Luck had slipped Zarqawi through countless checkpoints in the past two years. It had hidden him from our helicopters in Yusufiyah a few weeks earlier and had been there when our camera gyroscope locked up and spun out and lost him on the road between Ramadi and Rawah a year earlier. Luck helped every bomb that went undetected beneath a roadway or hidden behind clothing. But luck now swung to our side: Before we had to decide whether to move on the building, two figures walked out its front door.
No more than three or four seconds passed between when the two emerged into the sunlight from under the building veranda and when they got into the white pickup a few feet in front of it.

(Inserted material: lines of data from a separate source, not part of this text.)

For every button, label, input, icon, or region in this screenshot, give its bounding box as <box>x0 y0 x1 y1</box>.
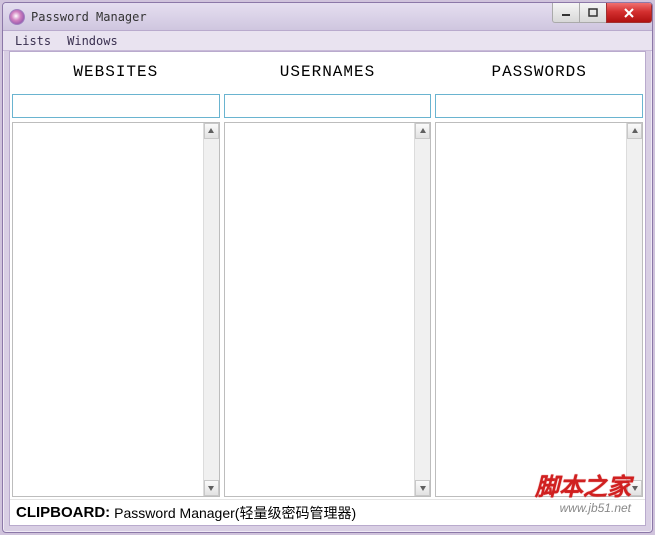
menu-windows[interactable]: Windows <box>59 33 126 49</box>
scroll-up-button[interactable] <box>627 123 642 139</box>
statusbar: CLIPBOARD: Password Manager(轻量级密码管理器) <box>10 499 645 525</box>
header-usernames: USERNAMES <box>222 52 434 92</box>
scroll-track[interactable] <box>627 139 642 480</box>
scroll-up-button[interactable] <box>415 123 430 139</box>
app-window: Password Manager Lists Windows WEBSITES … <box>2 2 653 533</box>
websites-input[interactable] <box>12 94 220 118</box>
header-websites: WEBSITES <box>10 52 222 92</box>
scroll-track[interactable] <box>204 139 219 480</box>
close-icon <box>623 7 635 19</box>
clipboard-value: Password Manager(轻量级密码管理器) <box>114 503 356 523</box>
scroll-down-button[interactable] <box>627 480 642 496</box>
maximize-button[interactable] <box>579 3 607 23</box>
usernames-listbox[interactable] <box>224 122 432 497</box>
chevron-up-icon <box>419 127 427 135</box>
chevron-down-icon <box>631 484 639 492</box>
client-area: WEBSITES USERNAMES PASSWORDS <box>9 51 646 526</box>
websites-listbox[interactable] <box>12 122 220 497</box>
header-passwords: PASSWORDS <box>433 52 645 92</box>
close-button[interactable] <box>606 3 652 23</box>
column-headers: WEBSITES USERNAMES PASSWORDS <box>10 52 645 92</box>
chevron-up-icon <box>207 127 215 135</box>
scrollbar[interactable] <box>626 123 642 496</box>
scroll-down-button[interactable] <box>204 480 219 496</box>
titlebar[interactable]: Password Manager <box>3 3 652 31</box>
menu-lists[interactable]: Lists <box>7 33 59 49</box>
app-icon <box>9 9 25 25</box>
menubar: Lists Windows <box>3 31 652 51</box>
minimize-icon <box>561 8 571 18</box>
clipboard-label: CLIPBOARD: <box>16 504 110 521</box>
window-title: Password Manager <box>31 10 147 24</box>
passwords-listbox[interactable] <box>435 122 643 497</box>
window-controls <box>553 3 652 23</box>
passwords-input[interactable] <box>435 94 643 118</box>
input-row <box>10 92 645 120</box>
maximize-icon <box>588 8 598 18</box>
minimize-button[interactable] <box>552 3 580 23</box>
chevron-down-icon <box>419 484 427 492</box>
scrollbar[interactable] <box>414 123 430 496</box>
list-row <box>10 120 645 499</box>
chevron-up-icon <box>631 127 639 135</box>
scroll-down-button[interactable] <box>415 480 430 496</box>
usernames-input[interactable] <box>224 94 432 118</box>
scrollbar[interactable] <box>203 123 219 496</box>
scroll-track[interactable] <box>415 139 430 480</box>
chevron-down-icon <box>207 484 215 492</box>
scroll-up-button[interactable] <box>204 123 219 139</box>
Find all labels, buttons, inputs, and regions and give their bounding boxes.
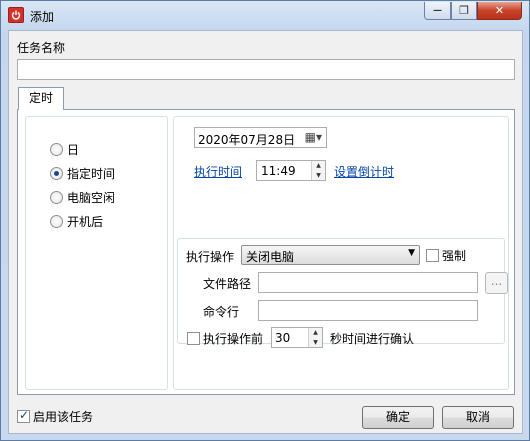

In that time, both J.C. and one of his team members picked up his movements.
That’s Rahman, they said. Follow him.
The white pickup with a red stripe, which had deposited the sheikh-looking man with the flowing robes, peeled away from the building. The car began to look like a shuttle, ferrying between this building and, inevitably, somewhere else.
Steve came in again and told me Abd al-Rahman had left Baqubah. It was now late afternoon, and the JOC beyond the plywood wall was loud. People were on phones, coordinating the ISR that Steve had pulled in and that was flying high overhead toward Baqubah. Soon we had six, and then nine, orbits stacked in the sky, watching four targets—the silver sedan still in Baghdad, the way station in Baqubah, the blue Bongo still parked there, and now the white pickup hauling out of town. We needed that many eyes, but we risked spooking the targets as the airspace became congested. Inside the JOC, Steve’s team began to work out how it was going to go down. What are we hitting? What is Baghdad saying?